Scientific classification
- Kingdom: Plantae
- Clade: Tracheophytes
- Clade: Angiosperms
- Clade: Eudicots
- Clade: Rosids
- Order: Myrtales
- Family: Onagraceae
- Genus: Ludwigia
- Species: L. decurrens
- Binomial name: Ludwigia decurrens Walter

= Ludwigia decurrens =

- Genus: Ludwigia (plant)
- Species: decurrens
- Authority: Walter
- Conservation status: G5

Species of flowering plant

Ludwigia decurrens is a species of flowering plant in the evening primrose family known by the common names willow primrose and wingleaf primrose-willow. It is native to the central and eastern United States.

This species is an annual herb that reaches up to 6 feet tall, sometimes growing as a perennial by virtue of its partially woody stem. It has an erect form and a winged stem that is angled. The plant is glabrous. The linear leaves are alternately arranged. The sessile leaves are decurrent: they extend down along the stem at their bases. The flower has four yellow petals. The seed capsules may contain up to 1000 seeds per capsule.

This plant grows in wet habitat types, often alongside Polygonum and Cyperus species.

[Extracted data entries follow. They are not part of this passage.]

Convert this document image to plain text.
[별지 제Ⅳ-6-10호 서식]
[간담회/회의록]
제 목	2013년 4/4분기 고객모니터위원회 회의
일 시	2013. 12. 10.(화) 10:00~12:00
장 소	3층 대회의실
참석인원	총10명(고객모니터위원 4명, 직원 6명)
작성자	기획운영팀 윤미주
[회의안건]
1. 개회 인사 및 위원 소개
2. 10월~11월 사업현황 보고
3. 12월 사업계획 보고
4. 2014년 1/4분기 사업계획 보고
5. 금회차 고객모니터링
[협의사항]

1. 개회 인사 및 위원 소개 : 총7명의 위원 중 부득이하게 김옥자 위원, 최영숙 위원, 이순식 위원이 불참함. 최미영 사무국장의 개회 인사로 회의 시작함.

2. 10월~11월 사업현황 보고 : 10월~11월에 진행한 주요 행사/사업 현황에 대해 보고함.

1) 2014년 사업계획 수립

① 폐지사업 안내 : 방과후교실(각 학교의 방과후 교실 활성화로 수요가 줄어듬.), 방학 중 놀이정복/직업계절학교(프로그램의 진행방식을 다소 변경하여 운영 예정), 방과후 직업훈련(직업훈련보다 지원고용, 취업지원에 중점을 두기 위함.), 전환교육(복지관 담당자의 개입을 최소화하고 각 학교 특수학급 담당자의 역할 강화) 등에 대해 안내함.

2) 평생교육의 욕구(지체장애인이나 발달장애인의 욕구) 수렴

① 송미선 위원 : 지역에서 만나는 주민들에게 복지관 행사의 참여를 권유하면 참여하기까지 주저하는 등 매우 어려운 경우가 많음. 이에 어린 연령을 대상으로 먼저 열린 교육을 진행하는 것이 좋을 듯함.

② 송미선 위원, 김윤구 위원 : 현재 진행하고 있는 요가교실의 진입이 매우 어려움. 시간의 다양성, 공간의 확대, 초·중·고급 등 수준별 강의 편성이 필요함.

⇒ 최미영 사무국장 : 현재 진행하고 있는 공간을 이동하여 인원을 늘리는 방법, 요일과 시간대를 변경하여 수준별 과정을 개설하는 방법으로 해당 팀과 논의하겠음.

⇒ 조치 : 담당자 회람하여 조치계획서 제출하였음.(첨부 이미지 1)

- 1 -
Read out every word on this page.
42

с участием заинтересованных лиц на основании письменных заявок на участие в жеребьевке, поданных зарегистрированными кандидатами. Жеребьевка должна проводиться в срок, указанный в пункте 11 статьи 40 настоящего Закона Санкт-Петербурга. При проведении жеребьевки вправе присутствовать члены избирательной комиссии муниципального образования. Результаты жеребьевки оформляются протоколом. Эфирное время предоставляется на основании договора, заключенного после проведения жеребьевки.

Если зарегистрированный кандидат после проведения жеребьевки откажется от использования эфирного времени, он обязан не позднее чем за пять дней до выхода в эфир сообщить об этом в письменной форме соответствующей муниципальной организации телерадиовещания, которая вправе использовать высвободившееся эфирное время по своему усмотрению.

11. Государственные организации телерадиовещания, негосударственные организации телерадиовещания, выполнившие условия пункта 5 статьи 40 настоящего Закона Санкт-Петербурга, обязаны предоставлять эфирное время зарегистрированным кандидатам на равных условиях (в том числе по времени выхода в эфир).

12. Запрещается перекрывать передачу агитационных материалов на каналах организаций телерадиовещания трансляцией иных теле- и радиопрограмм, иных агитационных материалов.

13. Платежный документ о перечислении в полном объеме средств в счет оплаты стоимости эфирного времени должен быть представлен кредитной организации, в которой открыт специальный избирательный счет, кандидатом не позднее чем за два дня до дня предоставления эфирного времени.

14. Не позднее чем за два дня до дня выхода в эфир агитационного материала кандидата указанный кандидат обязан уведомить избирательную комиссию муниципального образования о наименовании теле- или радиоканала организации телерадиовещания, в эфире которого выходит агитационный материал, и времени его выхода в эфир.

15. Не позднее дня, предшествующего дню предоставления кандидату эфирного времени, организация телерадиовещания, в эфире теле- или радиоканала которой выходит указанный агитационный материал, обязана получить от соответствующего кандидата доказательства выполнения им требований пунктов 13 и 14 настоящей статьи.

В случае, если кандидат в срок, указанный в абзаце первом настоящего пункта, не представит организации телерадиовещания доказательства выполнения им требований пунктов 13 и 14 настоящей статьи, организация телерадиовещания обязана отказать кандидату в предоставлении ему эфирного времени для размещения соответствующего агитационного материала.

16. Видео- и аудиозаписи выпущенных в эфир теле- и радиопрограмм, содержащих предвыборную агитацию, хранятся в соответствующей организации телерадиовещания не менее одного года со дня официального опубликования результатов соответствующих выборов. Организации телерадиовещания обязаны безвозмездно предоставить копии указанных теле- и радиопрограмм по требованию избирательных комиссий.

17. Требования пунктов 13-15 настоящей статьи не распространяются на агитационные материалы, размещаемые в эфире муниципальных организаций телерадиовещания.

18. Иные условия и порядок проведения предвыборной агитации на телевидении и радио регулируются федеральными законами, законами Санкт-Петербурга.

L. decurrens has become an invasive species in Africa and in Southeast Asia, where it frequently colonizes rice paddies and other wetlands. Invasion in anaerobic habitats is facilitated by the aerenchyma that enable willow primrose rhizomes to float and by its capacity to spread either by seed or by vegetative propagation from broken plant fragments. Exudates from this species have been shown to have allelopathic effects on Corchorus olitorius by increasing mortality of seedlings.